- Also known as: Your Favorite Story (Your Favorite Playhouse)
- Genre: Anthology
- Directed by: Lewis Allen Eddie Davis Robert Florey Leslie Goodwins Tom Gries John Guillermin Phil Karlson Lew Landers Christian Nyby Ted Post
- Presented by: Adolphe Menjou
- Starring: Robert Blake Raymond Burr Mae Clark Suzanne Flon DeForest Kelley Anita Louise Adolphe Menjou Ralph Morgan Kenneth Tobey Ray Jones
- Narrated by: Adolphe Menjou
- Country of origin: United States
- Original language: English
- No. of seasons: 1
- No. of episodes: 25

Production
- Running time: 25 mins.

Original release
- Network: NBC
- Release: January 11, 1953 – 1955

= Your Favorite Story =

Your Favorite Story is an American syndicated TV anthology series that was broadcast in the United States from 1953 to 1955. The program was also known as My Favorite Story.
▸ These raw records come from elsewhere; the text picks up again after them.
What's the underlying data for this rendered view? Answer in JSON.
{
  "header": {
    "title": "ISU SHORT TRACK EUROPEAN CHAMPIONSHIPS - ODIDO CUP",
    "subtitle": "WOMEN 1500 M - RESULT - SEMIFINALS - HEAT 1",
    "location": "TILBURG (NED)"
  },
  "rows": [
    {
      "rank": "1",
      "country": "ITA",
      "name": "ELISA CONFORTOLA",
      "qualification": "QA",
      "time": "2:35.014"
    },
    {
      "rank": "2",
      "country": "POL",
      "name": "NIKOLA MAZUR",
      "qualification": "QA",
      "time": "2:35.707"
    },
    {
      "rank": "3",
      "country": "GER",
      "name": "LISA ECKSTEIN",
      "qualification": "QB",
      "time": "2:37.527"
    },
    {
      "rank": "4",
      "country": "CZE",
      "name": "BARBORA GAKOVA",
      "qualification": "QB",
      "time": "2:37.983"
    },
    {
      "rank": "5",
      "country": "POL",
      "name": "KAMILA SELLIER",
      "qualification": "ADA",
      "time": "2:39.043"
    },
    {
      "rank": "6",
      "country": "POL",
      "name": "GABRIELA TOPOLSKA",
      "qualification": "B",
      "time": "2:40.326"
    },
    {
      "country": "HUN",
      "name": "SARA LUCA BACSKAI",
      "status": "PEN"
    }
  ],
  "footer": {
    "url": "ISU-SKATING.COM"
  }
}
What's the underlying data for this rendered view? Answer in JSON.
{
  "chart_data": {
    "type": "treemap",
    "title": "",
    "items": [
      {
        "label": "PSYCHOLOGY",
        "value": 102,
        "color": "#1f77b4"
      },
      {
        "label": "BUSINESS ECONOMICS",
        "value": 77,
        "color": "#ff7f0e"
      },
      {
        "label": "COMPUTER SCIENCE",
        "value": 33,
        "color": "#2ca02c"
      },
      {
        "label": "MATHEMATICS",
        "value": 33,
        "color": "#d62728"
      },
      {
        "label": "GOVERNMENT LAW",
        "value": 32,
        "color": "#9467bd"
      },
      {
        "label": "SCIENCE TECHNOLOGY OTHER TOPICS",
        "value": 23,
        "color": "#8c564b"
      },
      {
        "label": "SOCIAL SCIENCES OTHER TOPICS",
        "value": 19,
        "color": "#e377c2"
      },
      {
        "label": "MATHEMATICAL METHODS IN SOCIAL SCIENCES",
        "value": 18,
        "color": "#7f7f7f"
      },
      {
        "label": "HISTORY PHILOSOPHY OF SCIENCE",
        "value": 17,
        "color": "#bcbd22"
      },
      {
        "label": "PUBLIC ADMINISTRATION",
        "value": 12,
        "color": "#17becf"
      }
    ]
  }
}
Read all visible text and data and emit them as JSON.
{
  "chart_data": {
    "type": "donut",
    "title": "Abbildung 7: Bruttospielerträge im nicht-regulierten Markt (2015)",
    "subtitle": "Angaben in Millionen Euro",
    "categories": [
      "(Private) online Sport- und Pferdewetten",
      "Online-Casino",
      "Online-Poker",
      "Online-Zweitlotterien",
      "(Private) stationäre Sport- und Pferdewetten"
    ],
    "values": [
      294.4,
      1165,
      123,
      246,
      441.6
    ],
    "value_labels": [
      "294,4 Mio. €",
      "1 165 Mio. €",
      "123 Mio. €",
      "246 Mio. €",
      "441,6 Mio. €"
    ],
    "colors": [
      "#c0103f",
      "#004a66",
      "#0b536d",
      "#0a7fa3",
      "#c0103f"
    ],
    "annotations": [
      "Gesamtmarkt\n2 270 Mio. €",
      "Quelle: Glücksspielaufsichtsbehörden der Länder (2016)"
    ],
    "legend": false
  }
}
It was premiered in December 1954 with the title Your Favorite Playhouse.

This program was adapted from the radio show Favorite Story which ran from 1946 to 1949. The program's 25 episodes (one source states 78 episodes) were hosted and narrated by Adolphe Menjou, who also acted in several episodes. It featured episodes originally written by Leonard St. Clair, William Makepeace Thackeray, Mary Roberts Rinehart and Frank R. Stockton.

The show was produced by Ziv Television Programs. John Guillermin directed some episodes.

The program's initial episode was an adaptation of Leo Tolstoy's "How Much Land Does a Man Need?", directed by Eddie Davis and starring Raymond Burr.